I've crossed the border to Canada in a car several times. Sometimes they just ask if I have guns,pop my trunk, look at it and let me go. Sometimes they spend 1/2 hour searching my car and questioning me. The last time they did this(at the ferry terminal from WA in Victoria BC) they told me it was because "it didn't look right" for a woman to be traveling alone. I posted it to Everyday Sexism Canada.
posted by brujita at 5:05 PM on May 31, 2015 [2 favorites]

Could they have had a dog sniff the car which avoids the need to open things that don't get a hit?
posted by AugustWest at 8:52 PM on May 31, 2015 [1 favorite]

1. How thorough was their search?

Not very, probably. I've been in searched vehicles more than once (in both directions) and while the border agents aren't (usually) jerks, they're definitely not Special Agent 007 good at searching the vehicle thoroughly while leaving no trace. If it looks like something didn't get moved, it probably didn't get moved.

And this matches several of mine or my friends' encounters with various law enforcement agents, including border agents - they're looking for the fairly obvious, either for a quick bust or as a reason to dig much deeper. You didn't have a trunk full of cigarettes or a bag of weed in your glove compartment or a crack pipe on the dashboard or anything like that, so they got done quickly and sent you on your way.

2. Will this make me more likely to be searched on future trips?

I doubt it; at least not in the sense that if you got searched once your name is now on some kind of "Search this person regularly!" list. I've been in vehicles searched more than once simply because of the circumstances - with bands on tour, which means multiple adult males unrelated but in the same vehicle (which I would think is a potentially suspicious arrangement), plus (especially on the way back into the U.S.) I strongly suspect that some Border Patrol officers tend to think "band" = "shenanigans with weed and/or cash." But I've never gotten any sense that border agents were on the lookout for us due to having been previously searched.
posted by soundguy99 at 9:26 PM on May 31, 2015

I was selected for a car search at the Detroit-Windsor border last winter, on the Windsor side. I think they have to do a number of random searches daily & my number came up. They were thorough but not murder-evidence search thorough. They opened & inspected the trunk, opened the styro cooler I keep in it too. They looked in all seating areas, opened all storage nooks, etc. I was told to take my wallet only to the office area, so I assume they looked in my purse also. I didn't feel nervous and am confident I will cross the border again w/o problems.

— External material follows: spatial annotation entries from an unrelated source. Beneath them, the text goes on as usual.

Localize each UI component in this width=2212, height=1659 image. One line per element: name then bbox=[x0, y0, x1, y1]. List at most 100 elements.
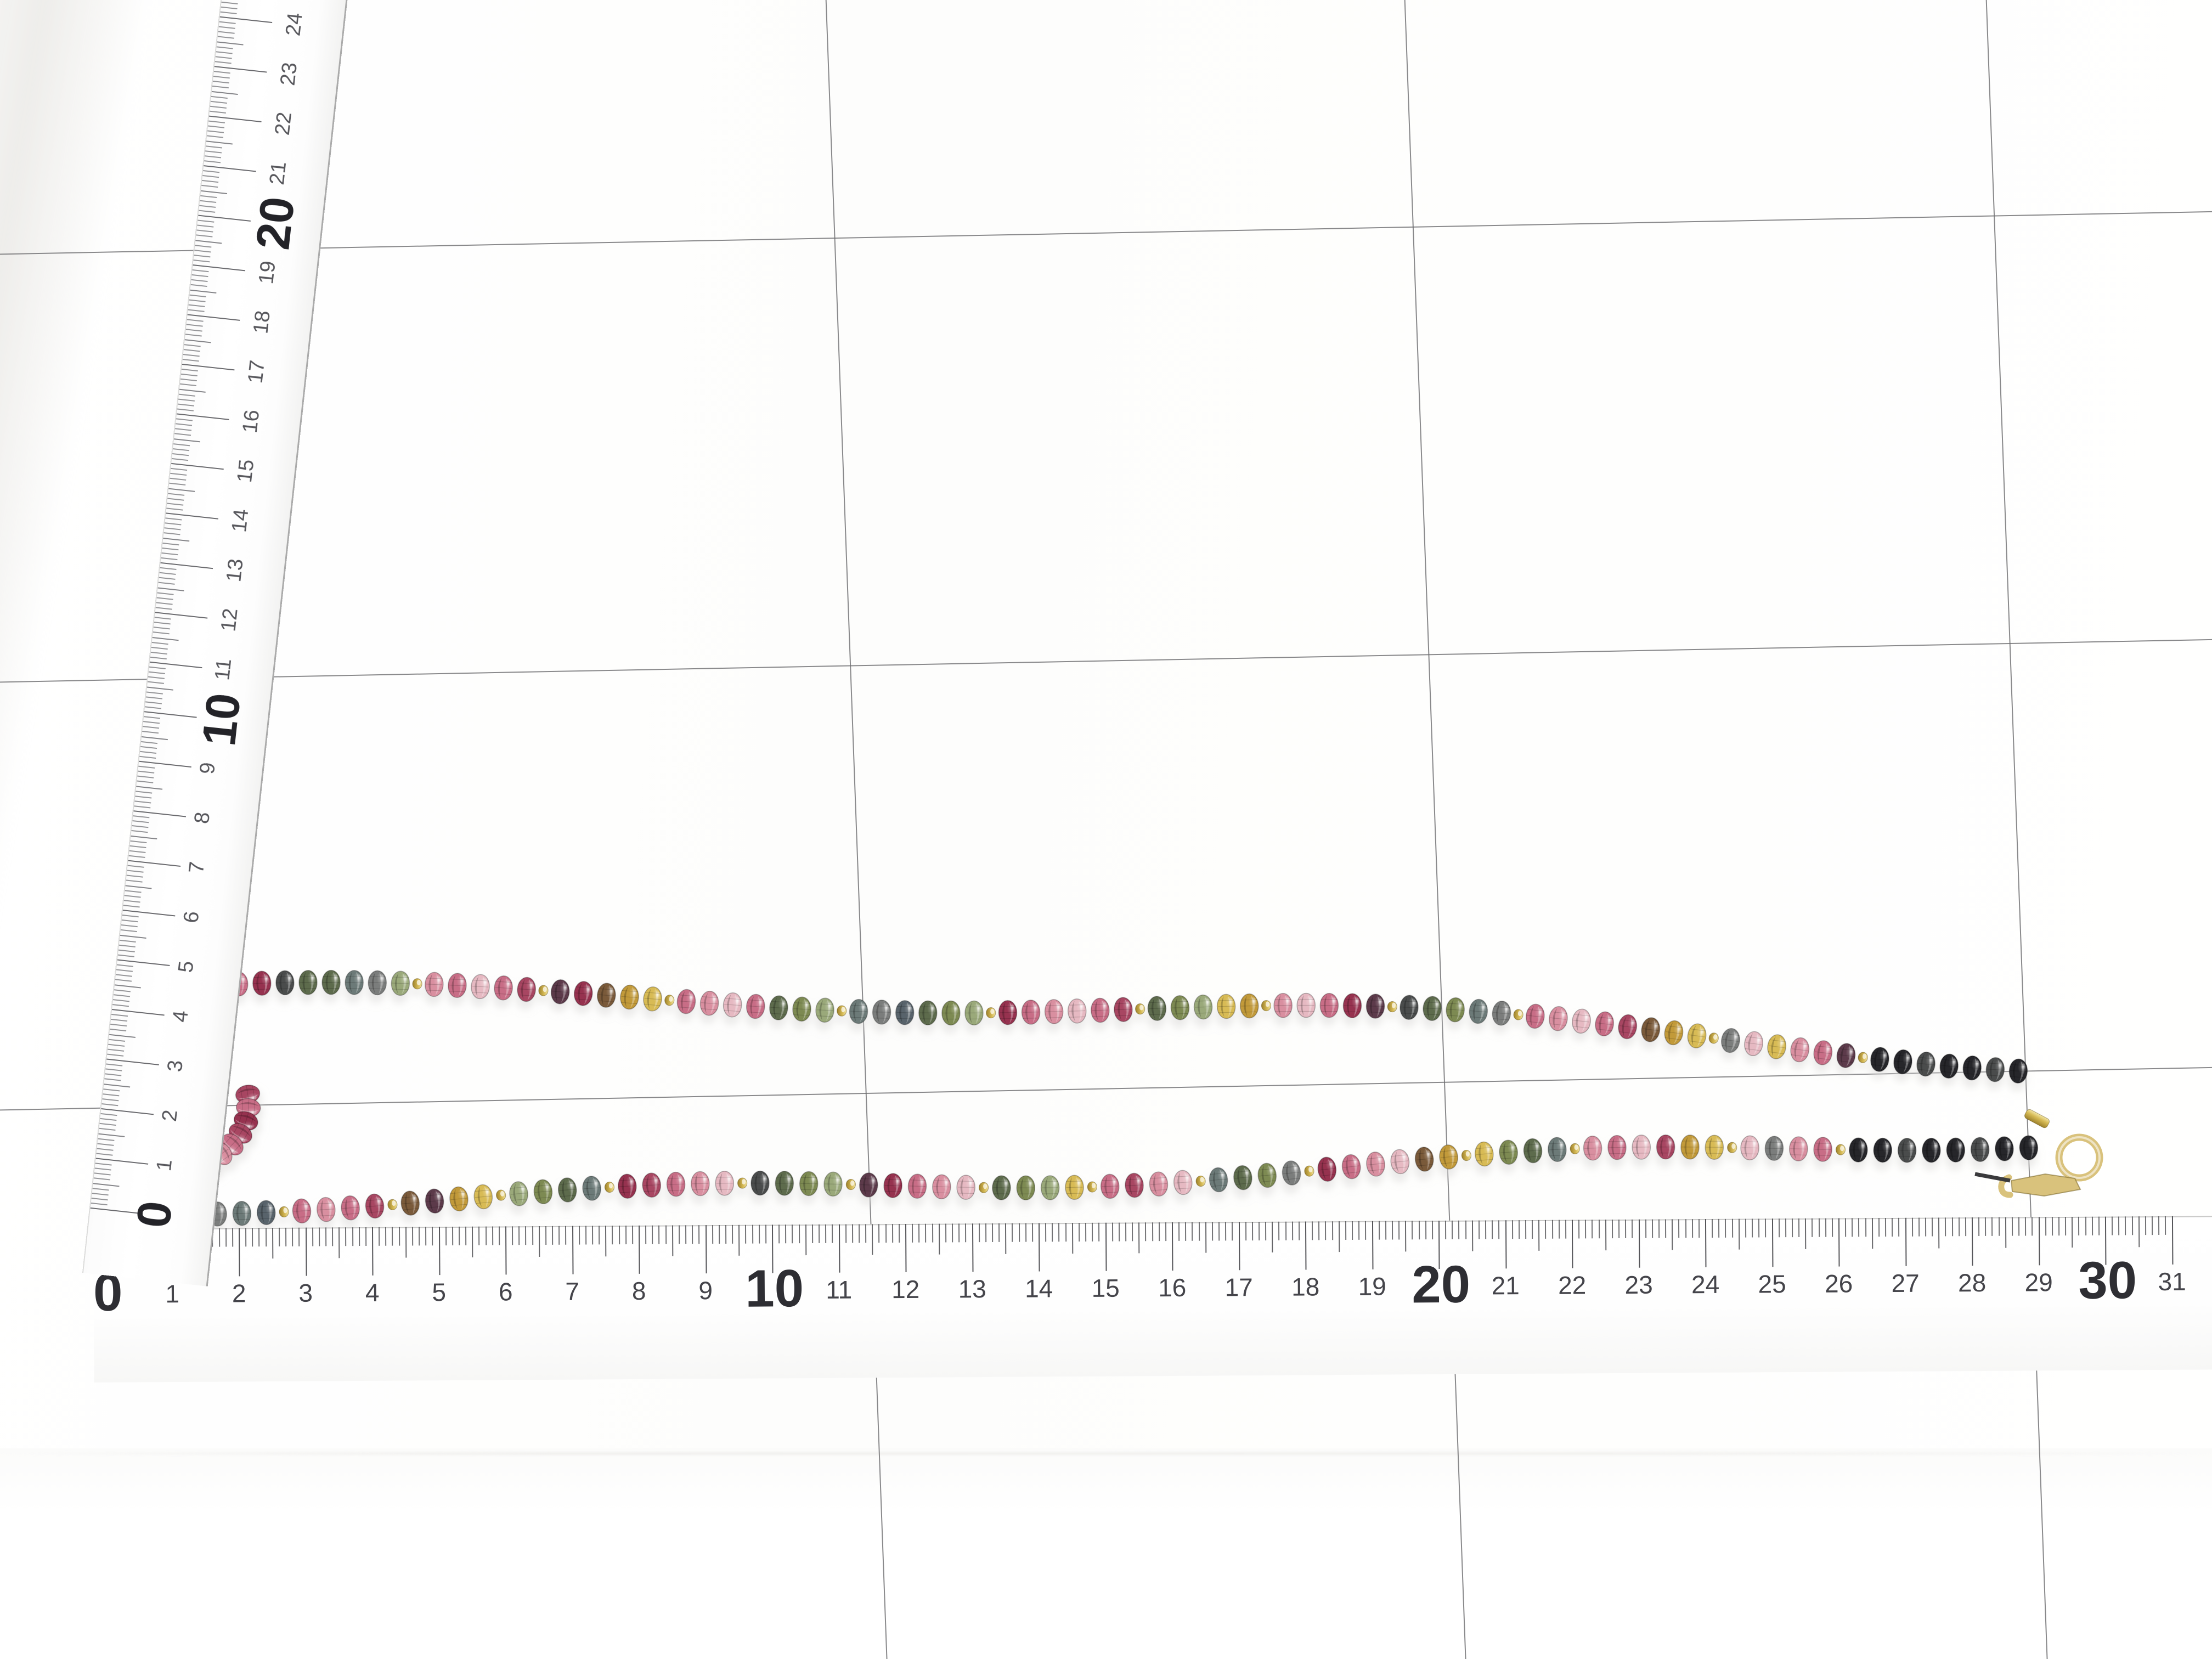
ruler-label: 5 bbox=[174, 960, 199, 974]
ruler-tick bbox=[1425, 1221, 1426, 1240]
ruler-label: 2 bbox=[157, 1108, 182, 1123]
ruler-tick bbox=[1391, 1221, 1393, 1240]
ruler-tick bbox=[1125, 1222, 1127, 1242]
ruler-label: 12 bbox=[217, 607, 242, 633]
ruler-tick bbox=[851, 1224, 853, 1243]
ruler-tick bbox=[819, 1224, 820, 1243]
ruler-tick bbox=[2011, 1217, 2013, 1236]
ruler-tick bbox=[678, 1225, 680, 1244]
ruler-label: 7 bbox=[565, 1277, 580, 1306]
ruler-tick bbox=[1038, 1223, 1040, 1272]
ruler-tick bbox=[332, 1227, 334, 1246]
ruler-label: 1 bbox=[153, 1158, 177, 1172]
ruler-label-major: 10 bbox=[192, 690, 251, 749]
ruler-tick bbox=[1251, 1222, 1253, 1241]
ruler-tick bbox=[1871, 1218, 1874, 1249]
ruler-label: 3 bbox=[163, 1059, 188, 1073]
ruler-label: 14 bbox=[228, 507, 253, 534]
board-bottom-margin bbox=[0, 1448, 2212, 1659]
ruler-tick bbox=[1685, 1219, 1686, 1238]
ruler-tick bbox=[1492, 1220, 1493, 1239]
ruler-tick bbox=[1518, 1220, 1520, 1239]
ruler-label: 6 bbox=[498, 1277, 513, 1306]
ruler-label: 1 bbox=[165, 1279, 180, 1308]
ruler-tick bbox=[1838, 1218, 1840, 1267]
ruler-tick bbox=[371, 1227, 374, 1276]
ruler-tick bbox=[1651, 1219, 1653, 1238]
ruler-tick bbox=[1958, 1217, 1960, 1237]
ruler-tick bbox=[958, 1223, 960, 1243]
ruler-tick bbox=[1884, 1218, 1887, 1237]
ruler-label: 9 bbox=[195, 761, 220, 776]
ruler-label: 24 bbox=[1691, 1269, 1720, 1299]
ruler-tick bbox=[1092, 1222, 1093, 1242]
ruler-tick bbox=[1485, 1220, 1487, 1239]
ruler-tick bbox=[2145, 1216, 2147, 1235]
ruler-tick bbox=[2112, 1216, 2113, 1235]
ruler-tick bbox=[1765, 1218, 1767, 1238]
ruler-tick bbox=[1365, 1221, 1367, 1240]
ruler-tick bbox=[1378, 1221, 1380, 1240]
ruler-tick bbox=[1551, 1220, 1553, 1239]
ruler-tick bbox=[1825, 1218, 1826, 1237]
ruler-tick bbox=[945, 1223, 947, 1243]
ruler-tick bbox=[1265, 1221, 1267, 1240]
ruler-tick bbox=[1111, 1222, 1113, 1242]
ruler-tick bbox=[1291, 1221, 1293, 1240]
ruler-tick bbox=[2045, 1217, 2046, 1236]
ruler-tick bbox=[225, 1228, 227, 1247]
ruler-tick bbox=[338, 1227, 340, 1259]
ruler-tick bbox=[558, 1226, 560, 1245]
ruler-tick bbox=[1712, 1218, 1713, 1238]
ruler-tick bbox=[1618, 1220, 1620, 1239]
ruler-label: 27 bbox=[1891, 1268, 1920, 1297]
ruler-tick bbox=[2158, 1216, 2160, 1235]
ruler-tick bbox=[1925, 1217, 1927, 1237]
ruler-label: 17 bbox=[1224, 1273, 1253, 1302]
ruler-tick bbox=[1911, 1217, 1913, 1237]
ruler-tick bbox=[1932, 1217, 1933, 1237]
ruler-tick bbox=[652, 1225, 653, 1244]
ruler-tick bbox=[1358, 1221, 1360, 1240]
ruler-tick bbox=[1045, 1223, 1047, 1242]
ruler-tick bbox=[1025, 1223, 1026, 1242]
ruler-tick bbox=[1545, 1220, 1547, 1239]
ruler-tick bbox=[638, 1225, 640, 1274]
ruler-tick bbox=[1298, 1221, 1300, 1240]
ruler-tick bbox=[932, 1223, 933, 1243]
ruler-tick bbox=[365, 1227, 367, 1246]
ruler-tick bbox=[878, 1224, 880, 1243]
ruler-tick bbox=[585, 1226, 586, 1245]
ruler-tick bbox=[1098, 1222, 1100, 1242]
ruler-tick bbox=[1865, 1218, 1866, 1237]
ruler-label: 28 bbox=[1957, 1268, 1987, 1297]
ruler-tick bbox=[1418, 1221, 1420, 1240]
ruler-tick bbox=[438, 1227, 441, 1276]
ruler-tick bbox=[1318, 1221, 1320, 1240]
ruler-tick bbox=[1852, 1218, 1853, 1237]
ruler-tick bbox=[305, 1227, 307, 1276]
ruler-tick bbox=[2165, 1216, 2166, 1235]
ruler-label: 21 bbox=[266, 160, 291, 187]
ruler-tick bbox=[1031, 1223, 1034, 1242]
ruler-tick bbox=[498, 1226, 500, 1245]
ruler-tick bbox=[1498, 1220, 1500, 1239]
ruler-label: 11 bbox=[826, 1275, 853, 1304]
ruler-tick bbox=[572, 1226, 574, 1274]
ruler-label: 18 bbox=[1291, 1272, 1320, 1301]
ruler-tick bbox=[798, 1224, 800, 1244]
ruler-tick bbox=[918, 1223, 920, 1243]
ruler-label: 25 bbox=[1758, 1269, 1786, 1299]
ruler-tick bbox=[1058, 1223, 1060, 1242]
ruler-tick bbox=[1178, 1222, 1180, 1241]
ruler-tick bbox=[1645, 1219, 1646, 1238]
horizontal-ruler: 0 1 2 3 4 5 6 7 8 9 10 11 12 13 14 15 16 17 18 19 20 21 22 23 24… bbox=[93, 1216, 2212, 1383]
ruler-label: 11 bbox=[211, 657, 236, 682]
ruler-tick bbox=[2005, 1217, 2007, 1248]
ruler-tick bbox=[1665, 1219, 1667, 1238]
ruler-tick bbox=[312, 1227, 313, 1246]
ruler-tick bbox=[1585, 1220, 1587, 1239]
ruler-tick bbox=[1918, 1217, 1920, 1237]
ruler-label-major: 20 bbox=[246, 194, 304, 252]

The really troubling aspect to me was how rude & disrespectful the TSA agent at the American side was. The man was on a major power trip & it was really disturbing to me, he was clearly enjoying his role as 'protector' of the world. Meanwhile, the Canadians wished me a good day etc. It was like night & day.
posted by RichardHenryYarbo at 7:19 AM on June 1, 2015 [2 favorites]

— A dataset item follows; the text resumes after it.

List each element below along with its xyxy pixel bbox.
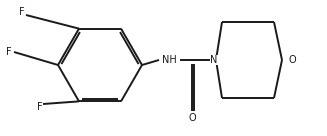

Too late to correct my post, I am thinking it was Homeland Security I spoke to at the border? Sorry for slinging mud at the wrong gov't agency.
posted by RichardHenryYarbo at 3:08 PM on June 1, 2015

It would have been Customs and Border Protection, which is under the Department of Homeland Security, which is also over the TSA.
posted by Etrigan at 3:17 PM on June 1, 2015 [1 favorite]

The Transportation Security Agency is part of the Department of Homeland Security. But it was probably another part of Homeland Security—Customs and Border Protection—that you encountered.